Sag einem Autor, du magst seine Storys, und du hast einen Freund fürs Leben.
»Wird Zeit, dass wir ein paar davon in die Welt rausjagen.« Pascal deutet auf den Rechner, der vor ihm steht. »Entweder mit dem Ding da oder in der freien Wildbahn, sozusagen im Nahkampf.«
»Nahkampf? Freie Wildbahn?«
»Erklär ich dir später. Die wichtigste Regel hier lautet: Lass es easy angehen.«
Pascal öffnet einen Aktenschrank, der unter seinem Schreibtisch steht und überhaupt kein Schrank ist, zumindest keiner für Aktenordner. Es ist ein gut getarnter Kühlschrank. Pascal holt zwei Flaschen Bier aus dem Kühlfach, öffnet beide an der Schreibtischkante und reicht eine davon an Moritz weiter.
»Auf gute Zusammenarbeit!«
Moritz nimmt die Flasche und stößt sie gegen die von Pascal.
»Nichts dagegen.«
Der Rest des Tages verläuft ziemlich ereignislos. Zumindest für mich. Die beiden posten ein paar von Moritz’ Geschichten und einige Klassiker in verschiedenen Internetforen, in denen Verschwörungstheorien verbreitet werden. Da kann man nachlesen, dass die Titanic von Außerirdischen versenkt wurde und Hitler noch lebt, in einem Bunkersystem irgendwo in der Antarktis.

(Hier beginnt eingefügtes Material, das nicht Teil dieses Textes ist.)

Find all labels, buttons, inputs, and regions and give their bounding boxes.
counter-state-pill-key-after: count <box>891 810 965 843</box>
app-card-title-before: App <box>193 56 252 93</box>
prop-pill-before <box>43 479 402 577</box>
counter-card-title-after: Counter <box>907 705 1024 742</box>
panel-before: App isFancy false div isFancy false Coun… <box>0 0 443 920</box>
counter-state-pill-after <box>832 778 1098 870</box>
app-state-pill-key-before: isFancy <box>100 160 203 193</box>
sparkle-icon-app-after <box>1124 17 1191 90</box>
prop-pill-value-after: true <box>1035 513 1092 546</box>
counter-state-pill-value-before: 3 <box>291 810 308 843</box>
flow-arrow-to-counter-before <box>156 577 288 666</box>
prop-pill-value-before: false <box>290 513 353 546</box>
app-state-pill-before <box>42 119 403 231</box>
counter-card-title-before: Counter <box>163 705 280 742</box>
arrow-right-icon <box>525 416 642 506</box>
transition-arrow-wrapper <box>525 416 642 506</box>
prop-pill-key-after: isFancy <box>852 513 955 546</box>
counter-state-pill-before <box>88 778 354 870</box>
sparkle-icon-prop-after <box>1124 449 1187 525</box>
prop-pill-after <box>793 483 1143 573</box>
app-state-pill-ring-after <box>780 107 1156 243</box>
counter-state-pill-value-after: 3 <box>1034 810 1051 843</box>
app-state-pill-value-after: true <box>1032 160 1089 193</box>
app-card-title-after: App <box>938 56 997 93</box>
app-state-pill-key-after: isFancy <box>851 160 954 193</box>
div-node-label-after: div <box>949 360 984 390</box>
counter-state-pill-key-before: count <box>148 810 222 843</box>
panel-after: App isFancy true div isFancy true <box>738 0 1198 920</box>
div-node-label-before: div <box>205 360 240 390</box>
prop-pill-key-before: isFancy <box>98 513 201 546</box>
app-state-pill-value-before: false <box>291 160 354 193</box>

Unter den Legenden, die Moritz und Pascal verbreiten, ist auch eine leicht geänderte Version der uralten Geschichte von der Spinne in der Yuccapalme. Im Original schmuggelt jemand aus dem Urlaub eine hübsche Pflanze durch den Zoll. Nachdem er die Palme zu Hause im Wohnzimmer aufgestellt hat, schlüpfen dort in der warmen Heizungsluft nach zwei Wochen Dutzende Giftspinnen, deren Eier ihre Mutter – so eine große haarige mit streichholzlangen Beinen – im Stamm abgelegt hatte. Je nach Variante der Story sterben an den Bissen eine, zwei oder vier Personen. Es gibt auch eine Softversion, in der die Bewohner nur einen fürchterlichen Schreck kriegen. Die Geschichte war damals schon gelogen und ist es heute immer noch. Trotzdem könnte man mit Leichtigkeit in Deutschland ein paar Tausend Leute finden, die ohne Zögern schwören würden, dass die Story absolut wahr und genau so dem Freund eines Freundes widerfahren ist.